Alex:So now let’s talk about Kruger!
Maritha tells us about her life-changing experience at the Kruger National Park in the next article. We’ll see you there!
- Think 1-2 not just 1-1 when designing a new system, consider the interconnected relationships and wider impacts, be honest about limitations and ambitions to close the gap.
- Legacy doesn't have to be an entrepreneurial endeavour, there are many roots that form great oak trees.
- Reconcile with your local community to understand where your thoughts, ideas and dreams spawn from.
- Good ideas scale when people feel valued, exercise empathy and work with those who believe in your vision to further the cause.

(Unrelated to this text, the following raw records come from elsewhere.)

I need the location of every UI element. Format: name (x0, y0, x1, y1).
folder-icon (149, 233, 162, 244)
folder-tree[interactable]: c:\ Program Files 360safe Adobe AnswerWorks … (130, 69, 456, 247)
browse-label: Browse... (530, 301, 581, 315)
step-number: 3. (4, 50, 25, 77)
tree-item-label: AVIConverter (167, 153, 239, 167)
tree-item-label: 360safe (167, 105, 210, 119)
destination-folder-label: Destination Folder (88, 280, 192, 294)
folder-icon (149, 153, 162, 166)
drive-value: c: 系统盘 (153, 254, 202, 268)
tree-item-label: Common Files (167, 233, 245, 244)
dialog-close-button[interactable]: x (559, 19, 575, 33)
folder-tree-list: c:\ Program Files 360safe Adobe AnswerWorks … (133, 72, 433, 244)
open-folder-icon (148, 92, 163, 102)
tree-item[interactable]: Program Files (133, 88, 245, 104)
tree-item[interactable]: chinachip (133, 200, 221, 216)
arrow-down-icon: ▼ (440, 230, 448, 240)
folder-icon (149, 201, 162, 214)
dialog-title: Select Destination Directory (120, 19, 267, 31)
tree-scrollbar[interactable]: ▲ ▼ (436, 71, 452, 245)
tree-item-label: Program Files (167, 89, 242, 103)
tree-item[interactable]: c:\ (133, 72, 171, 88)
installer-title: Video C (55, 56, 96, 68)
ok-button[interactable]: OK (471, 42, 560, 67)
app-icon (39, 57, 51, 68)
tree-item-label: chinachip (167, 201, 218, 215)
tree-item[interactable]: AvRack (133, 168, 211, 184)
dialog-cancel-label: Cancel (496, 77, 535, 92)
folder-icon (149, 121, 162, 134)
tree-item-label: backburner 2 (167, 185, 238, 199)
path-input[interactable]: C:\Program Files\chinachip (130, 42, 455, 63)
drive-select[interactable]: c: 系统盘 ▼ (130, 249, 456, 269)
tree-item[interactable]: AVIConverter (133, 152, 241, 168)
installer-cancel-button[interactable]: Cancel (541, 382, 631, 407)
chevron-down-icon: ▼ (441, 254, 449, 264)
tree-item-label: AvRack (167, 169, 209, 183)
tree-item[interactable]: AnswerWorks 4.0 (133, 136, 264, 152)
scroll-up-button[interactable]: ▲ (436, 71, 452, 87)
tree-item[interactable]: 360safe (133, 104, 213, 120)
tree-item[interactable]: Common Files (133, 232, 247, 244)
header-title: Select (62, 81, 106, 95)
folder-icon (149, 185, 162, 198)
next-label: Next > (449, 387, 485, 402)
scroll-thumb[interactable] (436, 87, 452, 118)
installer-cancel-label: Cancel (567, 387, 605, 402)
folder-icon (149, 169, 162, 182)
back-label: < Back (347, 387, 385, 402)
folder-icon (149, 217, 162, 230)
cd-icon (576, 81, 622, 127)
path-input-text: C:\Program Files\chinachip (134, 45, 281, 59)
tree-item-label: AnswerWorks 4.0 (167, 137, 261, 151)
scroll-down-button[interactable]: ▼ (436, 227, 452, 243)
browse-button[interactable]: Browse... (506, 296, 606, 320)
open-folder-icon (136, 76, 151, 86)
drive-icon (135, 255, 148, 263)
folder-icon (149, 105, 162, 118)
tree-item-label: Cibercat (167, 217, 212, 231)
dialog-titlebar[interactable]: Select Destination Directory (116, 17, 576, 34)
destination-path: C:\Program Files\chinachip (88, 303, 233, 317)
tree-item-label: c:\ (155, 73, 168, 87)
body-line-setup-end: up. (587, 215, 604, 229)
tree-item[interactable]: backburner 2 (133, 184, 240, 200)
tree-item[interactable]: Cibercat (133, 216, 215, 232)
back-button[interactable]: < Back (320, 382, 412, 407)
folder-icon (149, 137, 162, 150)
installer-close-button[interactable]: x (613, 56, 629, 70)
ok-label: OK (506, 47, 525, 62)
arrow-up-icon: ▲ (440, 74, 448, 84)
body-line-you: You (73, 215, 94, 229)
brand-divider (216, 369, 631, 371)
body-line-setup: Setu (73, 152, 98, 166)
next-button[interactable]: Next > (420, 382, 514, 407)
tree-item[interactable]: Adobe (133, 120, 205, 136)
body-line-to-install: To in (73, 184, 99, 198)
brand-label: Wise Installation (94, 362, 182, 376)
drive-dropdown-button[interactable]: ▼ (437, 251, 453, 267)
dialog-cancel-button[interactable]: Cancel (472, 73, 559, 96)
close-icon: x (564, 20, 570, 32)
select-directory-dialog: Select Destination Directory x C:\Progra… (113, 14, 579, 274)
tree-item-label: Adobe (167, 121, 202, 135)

- Legacy isn't a sprint, a marathon or even an ultramarathon - it's a life long cause that you would follow regardless of financial value.
What does the future look like?
- People are finding the courage to test, at times to breaking point traditional systems and ideologies. Out of the rubble will come entirely new systems predicated on new values and beliefs.
- Companies with paper-thin missions designed for the purpose of advertising won't work, customers will look past that and demand that a company's legacy is backed up with relentless focus, drive and impact.
- Social pressure and increasingly interconnected lifestyles will continue to highlight individual accountability, making it impossible not to walk the talk.
- A new generation of investors and shareholders derive greater satisfaction from influencing seismic shifts over quarterly profits.